The Supreme Court’s opinions, on both sides, lay out a dreary history of how a fundamental liberty shriveled. The justices cite a 1954 precedent that imperiously expanded the rationale for eminent domain from the Fifth Amendment’s public use to public purpose to justify urban-renewal projects that tore down vast swathes of supposedly blighted property in order to turn the land over to private developers of better housing. Even if you grant the constitutionality of the new rationale, argued the petitioner in this case—who owned a prospering, unblighted department store within the redevelopment area—creating a “better balanced, more attractive community” was not a valid public purpose. Wrong, said the Supremes, in Justice William O. Douglas’s trademark fatuously whimsical language: the legislature, invoking values that are “spiritual as well as physical, aesthetic as well as monetary,” has the power “to determine that the community should be beautiful as well as healthy, spacious as well as clean, well-balanced as well as carefully patrolled.” Nor need officials, evidently empowered to define public purposes beyond the Constitution’s limited and enumerated scope, deal with property owners on an individual basis in imposing their aesthetic vision on already existing property, so the department-store owner’s liberty and property rights merit no protection from the redevelopment juggernaut.

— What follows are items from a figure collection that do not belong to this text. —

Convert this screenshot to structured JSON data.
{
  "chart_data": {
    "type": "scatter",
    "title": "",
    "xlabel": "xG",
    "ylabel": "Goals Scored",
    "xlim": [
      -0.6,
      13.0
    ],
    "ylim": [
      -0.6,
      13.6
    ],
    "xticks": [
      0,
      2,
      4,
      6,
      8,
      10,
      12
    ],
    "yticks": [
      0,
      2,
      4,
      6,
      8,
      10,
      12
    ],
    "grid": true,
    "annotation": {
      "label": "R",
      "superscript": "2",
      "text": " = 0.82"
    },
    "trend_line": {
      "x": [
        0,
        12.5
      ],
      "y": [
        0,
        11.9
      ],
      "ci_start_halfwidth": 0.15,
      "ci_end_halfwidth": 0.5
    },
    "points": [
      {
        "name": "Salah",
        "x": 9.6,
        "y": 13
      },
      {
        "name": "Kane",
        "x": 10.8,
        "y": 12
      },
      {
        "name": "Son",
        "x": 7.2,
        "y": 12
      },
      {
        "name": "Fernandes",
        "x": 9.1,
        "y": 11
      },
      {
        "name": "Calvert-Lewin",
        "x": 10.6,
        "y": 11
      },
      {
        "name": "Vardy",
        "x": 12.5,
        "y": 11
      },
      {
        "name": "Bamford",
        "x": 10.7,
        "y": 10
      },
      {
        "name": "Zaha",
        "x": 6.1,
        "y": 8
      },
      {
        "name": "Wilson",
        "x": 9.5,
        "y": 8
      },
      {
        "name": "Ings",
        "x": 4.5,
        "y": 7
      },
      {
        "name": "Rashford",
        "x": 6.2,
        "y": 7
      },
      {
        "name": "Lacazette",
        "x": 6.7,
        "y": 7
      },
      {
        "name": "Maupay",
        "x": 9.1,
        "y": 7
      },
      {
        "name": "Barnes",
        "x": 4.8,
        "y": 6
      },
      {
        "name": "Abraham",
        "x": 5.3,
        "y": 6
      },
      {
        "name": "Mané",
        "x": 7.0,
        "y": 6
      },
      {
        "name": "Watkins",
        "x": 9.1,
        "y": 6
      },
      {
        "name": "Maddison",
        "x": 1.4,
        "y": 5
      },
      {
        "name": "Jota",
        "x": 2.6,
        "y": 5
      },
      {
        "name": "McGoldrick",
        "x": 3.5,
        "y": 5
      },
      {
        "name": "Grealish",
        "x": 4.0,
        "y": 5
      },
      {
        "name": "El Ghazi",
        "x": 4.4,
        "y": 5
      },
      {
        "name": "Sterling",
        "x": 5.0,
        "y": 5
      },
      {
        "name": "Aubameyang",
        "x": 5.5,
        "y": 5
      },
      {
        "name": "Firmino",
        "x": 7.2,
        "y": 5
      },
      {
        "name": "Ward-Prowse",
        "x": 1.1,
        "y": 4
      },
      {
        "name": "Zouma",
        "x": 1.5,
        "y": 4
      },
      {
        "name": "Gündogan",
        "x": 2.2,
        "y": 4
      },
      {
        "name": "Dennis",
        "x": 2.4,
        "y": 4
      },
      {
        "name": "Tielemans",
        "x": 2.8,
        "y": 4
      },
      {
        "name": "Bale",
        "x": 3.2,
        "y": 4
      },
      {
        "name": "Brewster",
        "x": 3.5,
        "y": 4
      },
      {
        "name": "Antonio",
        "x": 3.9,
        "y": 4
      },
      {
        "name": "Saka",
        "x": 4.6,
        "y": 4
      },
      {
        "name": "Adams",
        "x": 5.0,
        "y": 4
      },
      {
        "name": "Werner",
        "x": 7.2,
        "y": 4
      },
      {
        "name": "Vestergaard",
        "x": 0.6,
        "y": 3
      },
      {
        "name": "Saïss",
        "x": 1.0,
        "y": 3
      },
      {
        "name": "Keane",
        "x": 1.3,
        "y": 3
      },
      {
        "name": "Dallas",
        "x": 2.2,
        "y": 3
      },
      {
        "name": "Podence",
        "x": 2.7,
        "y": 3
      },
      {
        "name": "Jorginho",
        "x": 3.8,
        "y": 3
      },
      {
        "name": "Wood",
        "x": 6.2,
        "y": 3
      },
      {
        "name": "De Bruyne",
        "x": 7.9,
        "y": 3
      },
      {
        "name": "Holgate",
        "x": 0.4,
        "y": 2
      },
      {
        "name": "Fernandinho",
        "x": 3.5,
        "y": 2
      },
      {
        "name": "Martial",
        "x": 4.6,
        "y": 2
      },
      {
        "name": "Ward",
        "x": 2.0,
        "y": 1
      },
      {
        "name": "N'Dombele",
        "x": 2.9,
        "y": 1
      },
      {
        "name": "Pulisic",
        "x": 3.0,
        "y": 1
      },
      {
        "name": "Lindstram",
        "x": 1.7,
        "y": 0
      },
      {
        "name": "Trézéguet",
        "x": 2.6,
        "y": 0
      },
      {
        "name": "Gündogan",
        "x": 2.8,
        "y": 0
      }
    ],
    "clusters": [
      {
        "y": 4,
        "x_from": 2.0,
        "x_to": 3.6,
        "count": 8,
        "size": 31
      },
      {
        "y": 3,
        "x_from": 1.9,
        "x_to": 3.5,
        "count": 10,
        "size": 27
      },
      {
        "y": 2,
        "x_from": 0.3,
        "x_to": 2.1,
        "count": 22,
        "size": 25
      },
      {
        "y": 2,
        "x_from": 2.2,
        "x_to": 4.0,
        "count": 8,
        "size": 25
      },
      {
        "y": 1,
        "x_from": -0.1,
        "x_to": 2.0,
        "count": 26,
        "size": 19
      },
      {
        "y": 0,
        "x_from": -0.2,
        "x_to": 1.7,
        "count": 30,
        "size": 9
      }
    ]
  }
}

The Kelo Court also cited a precedent, appropriately from 1984, that is hard to distinguish from a Latin American Communist-imposed land-reform scheme. Because the government owned 49 percent of Hawaii’s land and 72 private landlords owned another 47 percent of it, the state legislature passed a law forcing the private property owners to sell their land to their lessees, for just compensation. The public purpose of this social-engineering megaproject: “eliminating the ‘social and economic evils of a land oligopoly.’ ” Trying to explain his notion of “the tyranny of the majority,” the great democratic danger that he’d designed the Constitution to prevent, Madison began by observing that “those who hold, and those who are without property, have ever formed distinct interests in society.” As the propertyless will always outnumber the propertied, the essence of democratic tyranny is for the poorer many to expropriate the richer few by such “improper or wicked” schemes as voting “an equal division of property,” the furthest-out extreme of tyranny that the Father of the Constitution could imagine. What would he have said about the Hawaii legislature’s property-redistribution edict and the U.S. Supreme Court that ratified it on such a rationale.